Date: Sun, 21 Jun 1998 01:16:02 +1200 (GMT)
From: Alan Lewer

Greetings fellow Norton lovers, as a change from slurs and spelling ;> here's an article I wrote for the NOC New Zealand, hope you find it interesting.

Norton Commando 850 mark 3 - oil temperature

or good oil on keeping the oil good!

Some time ago I fitted an oil pressure gauge. This provided something else to look at whilst bombing along, and judging by the way the pressure fell off whilst maintaining the legal limit it provided information to do with the way viscosity varies with temperature for various oils. Not entirely scientific perhaps, but a reasonable basis for comparison. The gauge showed 40psi at 70 mph after 20 miles or so from cold, and after that, if the speed was maintained, dropped variously depending on the oil used.

GTX 15/50 fell to 32, which was the biggest drop of any of the oils I used: GTX2, Shell Helix, Penzoil 20/50, Penrite 25/50 showed lesser drop, in that order.

So I fitted a thermocouple sender temperature indicator (i.e. pretty accurate), with the thermocouple about 1 inch below the oil level in the oil tank, which after a number of journeys told me:
 

at constant 65 mph, 95 deg C
at constant 70 mph, 100 deg C
good belt, 120 deg C (on private roads of course)
around town, 95 deg C


when the air temperature was around 20 deg C.

I asked the oil companies what happened to multigrades at 120 deg C plus(given that the oil returned to the tank is a mixture of cooler oil from sump and hotter oil from head) and got no clear reply...and also what temperature oil should be run at. This produced the info that the oil temperature in a car sump is, desirably, around 85 deg C.

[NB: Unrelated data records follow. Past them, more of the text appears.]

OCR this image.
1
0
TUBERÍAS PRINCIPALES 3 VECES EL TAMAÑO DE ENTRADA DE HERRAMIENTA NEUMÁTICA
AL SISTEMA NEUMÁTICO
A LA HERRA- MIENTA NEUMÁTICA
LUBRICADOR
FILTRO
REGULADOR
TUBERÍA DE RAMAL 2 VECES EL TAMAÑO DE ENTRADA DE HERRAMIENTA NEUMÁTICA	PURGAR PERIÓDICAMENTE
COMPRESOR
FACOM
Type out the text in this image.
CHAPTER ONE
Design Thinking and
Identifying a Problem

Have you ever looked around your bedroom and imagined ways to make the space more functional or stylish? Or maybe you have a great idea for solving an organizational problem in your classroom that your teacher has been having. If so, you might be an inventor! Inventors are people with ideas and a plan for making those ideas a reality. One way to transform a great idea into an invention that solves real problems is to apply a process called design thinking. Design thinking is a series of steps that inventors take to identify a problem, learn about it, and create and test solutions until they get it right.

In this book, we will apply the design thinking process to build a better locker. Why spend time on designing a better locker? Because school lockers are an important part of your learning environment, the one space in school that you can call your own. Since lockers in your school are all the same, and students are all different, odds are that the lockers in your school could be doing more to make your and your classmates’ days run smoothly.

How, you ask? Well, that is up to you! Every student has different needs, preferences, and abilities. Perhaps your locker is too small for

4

So this made me decide to put an oil cooler in, and an oil thermostat, which resulted in:
 

at constant 65 mph, 80 deg C
at constant 70 mph, 85 deg C
good belt, 100 deg C


The pressure gauge showed 38 psi without cooler, 42 with at 70 on 25/50 Penrite and 20/50 Penzoil (which I use mostly) oils.

I bought the Hyde oil cooler, which is quite trick, but doubtless the local Japscrap shop will provide a cheaper one. Don't skimp on the oil lines - eggs fry well at the temperature the oil reaches - get proper oil line hose which is marked with the purpose.

I bought the thermostat from Tony Hayward in UK, and its a bit of a tight fit but just goes in above the gearbox, to which position the pipe runs are reasonable. One pipe required a metal right angle bend.

And to round it all off, I fitted a car accessory temperature gauge on a nice stainless panel (great, something else to polish!) that a mate made for me (thanks Micky). This moved the front of the Mark 3 binnacle forward to more or less in line with the instruments, so it looks good and makes the gold Ulysses badge more prominent, as of course it should be.

Alan Lewer

P.S. Ulysses Club is for motorcyclists over 40 in Aussie and New  Zealand,
gold badge is for the geriatrics over 50!